Covenant Health is the only healthcare system in East Tennessee to be named six times by Forbes as a Best Employer. 


Position Summary: 

Analyzes the medical records to obtain information necessary for the appropriate sequencing and assignment of ICD-10-CM and CPT codes. Confirms appropriate DRG assignment. Communicates with physicians for clarification of documentation for coding. Abstracts and enters data from the medical records in order to maintain a database for statistics and reporting. Assists the Business Office in timely billing of patient information.

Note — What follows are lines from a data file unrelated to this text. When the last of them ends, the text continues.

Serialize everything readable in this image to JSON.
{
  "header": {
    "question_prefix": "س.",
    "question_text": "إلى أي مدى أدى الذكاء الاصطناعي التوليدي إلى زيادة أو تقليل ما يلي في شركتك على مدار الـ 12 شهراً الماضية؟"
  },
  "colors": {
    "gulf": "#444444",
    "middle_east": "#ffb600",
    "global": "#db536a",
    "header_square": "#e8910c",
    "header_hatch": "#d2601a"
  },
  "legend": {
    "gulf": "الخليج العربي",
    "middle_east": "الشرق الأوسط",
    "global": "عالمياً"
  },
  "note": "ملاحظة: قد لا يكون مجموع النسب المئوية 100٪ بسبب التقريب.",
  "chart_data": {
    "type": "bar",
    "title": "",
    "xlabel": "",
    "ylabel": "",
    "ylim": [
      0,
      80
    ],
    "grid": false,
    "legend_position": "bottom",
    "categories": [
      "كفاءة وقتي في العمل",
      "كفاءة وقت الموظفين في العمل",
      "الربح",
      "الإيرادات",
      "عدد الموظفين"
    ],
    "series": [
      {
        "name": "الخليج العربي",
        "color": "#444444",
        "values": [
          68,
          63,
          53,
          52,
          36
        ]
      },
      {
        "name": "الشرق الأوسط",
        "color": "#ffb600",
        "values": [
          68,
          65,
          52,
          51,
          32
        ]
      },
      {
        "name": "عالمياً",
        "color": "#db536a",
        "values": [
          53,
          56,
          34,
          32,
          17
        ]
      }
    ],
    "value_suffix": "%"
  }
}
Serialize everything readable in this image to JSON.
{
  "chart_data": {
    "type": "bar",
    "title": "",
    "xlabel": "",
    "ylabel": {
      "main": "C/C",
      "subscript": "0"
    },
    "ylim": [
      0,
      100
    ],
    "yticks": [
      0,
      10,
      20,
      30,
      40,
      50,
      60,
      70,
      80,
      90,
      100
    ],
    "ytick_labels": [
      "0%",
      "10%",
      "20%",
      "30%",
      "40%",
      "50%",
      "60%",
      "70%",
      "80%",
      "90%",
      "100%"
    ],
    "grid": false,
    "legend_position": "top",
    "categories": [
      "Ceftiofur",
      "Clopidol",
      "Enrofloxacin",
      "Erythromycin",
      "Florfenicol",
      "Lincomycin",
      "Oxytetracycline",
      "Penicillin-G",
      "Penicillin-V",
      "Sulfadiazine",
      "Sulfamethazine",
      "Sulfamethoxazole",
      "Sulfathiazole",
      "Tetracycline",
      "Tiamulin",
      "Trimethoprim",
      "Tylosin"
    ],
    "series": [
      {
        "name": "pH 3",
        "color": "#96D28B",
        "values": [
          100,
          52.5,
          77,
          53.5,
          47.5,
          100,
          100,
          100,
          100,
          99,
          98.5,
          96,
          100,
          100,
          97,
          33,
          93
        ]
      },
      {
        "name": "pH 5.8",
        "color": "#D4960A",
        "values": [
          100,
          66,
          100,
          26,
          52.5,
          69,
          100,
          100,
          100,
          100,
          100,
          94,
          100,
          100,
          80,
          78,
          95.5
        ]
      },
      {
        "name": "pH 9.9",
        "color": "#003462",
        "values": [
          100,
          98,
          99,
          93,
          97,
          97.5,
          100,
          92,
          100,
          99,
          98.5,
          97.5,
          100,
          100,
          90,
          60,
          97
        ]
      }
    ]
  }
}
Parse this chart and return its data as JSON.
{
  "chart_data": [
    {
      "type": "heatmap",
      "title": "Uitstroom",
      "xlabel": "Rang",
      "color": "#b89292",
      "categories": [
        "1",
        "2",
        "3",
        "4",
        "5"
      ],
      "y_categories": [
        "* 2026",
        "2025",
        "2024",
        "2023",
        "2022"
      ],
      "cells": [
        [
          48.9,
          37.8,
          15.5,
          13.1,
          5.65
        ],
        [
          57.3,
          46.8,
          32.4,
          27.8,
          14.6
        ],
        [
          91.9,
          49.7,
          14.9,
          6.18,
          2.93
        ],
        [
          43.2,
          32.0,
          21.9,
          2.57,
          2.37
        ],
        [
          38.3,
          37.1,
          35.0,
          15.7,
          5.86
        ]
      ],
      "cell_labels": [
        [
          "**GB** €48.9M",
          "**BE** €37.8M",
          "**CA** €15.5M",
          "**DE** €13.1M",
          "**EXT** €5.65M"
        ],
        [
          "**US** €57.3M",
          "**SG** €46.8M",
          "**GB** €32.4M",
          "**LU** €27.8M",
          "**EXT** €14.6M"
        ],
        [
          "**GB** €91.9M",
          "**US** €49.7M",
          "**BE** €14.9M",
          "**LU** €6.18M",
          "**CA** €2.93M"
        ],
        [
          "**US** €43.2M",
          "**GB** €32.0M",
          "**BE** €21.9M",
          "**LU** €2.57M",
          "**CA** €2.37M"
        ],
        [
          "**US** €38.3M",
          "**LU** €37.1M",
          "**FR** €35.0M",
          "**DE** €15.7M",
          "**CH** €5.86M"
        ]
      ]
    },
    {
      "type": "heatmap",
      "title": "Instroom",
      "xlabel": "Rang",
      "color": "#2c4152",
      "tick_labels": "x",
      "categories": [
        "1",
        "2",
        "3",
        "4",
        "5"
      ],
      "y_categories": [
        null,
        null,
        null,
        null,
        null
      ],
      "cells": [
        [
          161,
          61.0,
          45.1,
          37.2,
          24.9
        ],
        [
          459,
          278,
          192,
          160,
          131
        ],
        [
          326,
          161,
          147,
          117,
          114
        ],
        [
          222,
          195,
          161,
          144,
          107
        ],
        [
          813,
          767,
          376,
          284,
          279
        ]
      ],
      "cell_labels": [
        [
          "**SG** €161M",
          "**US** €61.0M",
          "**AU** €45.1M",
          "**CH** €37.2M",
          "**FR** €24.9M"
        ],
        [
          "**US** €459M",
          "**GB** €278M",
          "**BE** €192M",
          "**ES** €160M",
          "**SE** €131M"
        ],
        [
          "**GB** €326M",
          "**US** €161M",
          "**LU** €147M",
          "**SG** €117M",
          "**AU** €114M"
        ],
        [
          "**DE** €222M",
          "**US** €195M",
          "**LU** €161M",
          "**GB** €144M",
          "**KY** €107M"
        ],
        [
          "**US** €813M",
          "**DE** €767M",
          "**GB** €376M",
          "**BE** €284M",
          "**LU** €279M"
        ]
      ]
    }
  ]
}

Recruiter: Kathleen Rice || || 865-374-5386



  • Reviews medical records to determine the ICD-10 CM, ICD-10 PCS and CPT codes to be utilized, in accordance with coding and reimbursement guidelines.
  • Verifies data in the medical record abstract and accurately abstracts and enters clinical information from the medical records, to ensure the integrity of the database.
  • Appropriately utilizes current UHDDS standards in the proper selection and assignment of the principal diagnosis, principal procedure, complications and cormorbid conditions.
  • Reviews unbilled accounts reports daily and makes necessary adjustments to ensure all records are coded in a timely manner.
  • Reviews case mix reports on a weekly basis and follow-up on any record requiring re-review.
  • Participates in coding and abstracting quality reviews as required.
  • Assists physicians and clarifies coding versus clinical issues.
  • Assists other coders with coding questions to ascertain the most appropriate codes for billing and statistical information; refers coding questions to the Unit Leader, as necessary.
  • Contacts physicians for clarification when necessary.
  • Completes interim billing on rehabilitation and transitional care unit patients as requested by the Business Office.
  • Follows policies, procedures, and safety standards. Completes required education assignments annually. Works toward achieving goals and objectives, and participates in quality improvement initiatives as requested.
  • Performs other duties as assigned.


Minimum Education:           

None specified; however, must be sufficient to meet the standards for achievement of the below indicated license and/or certification as required by the issuing authority.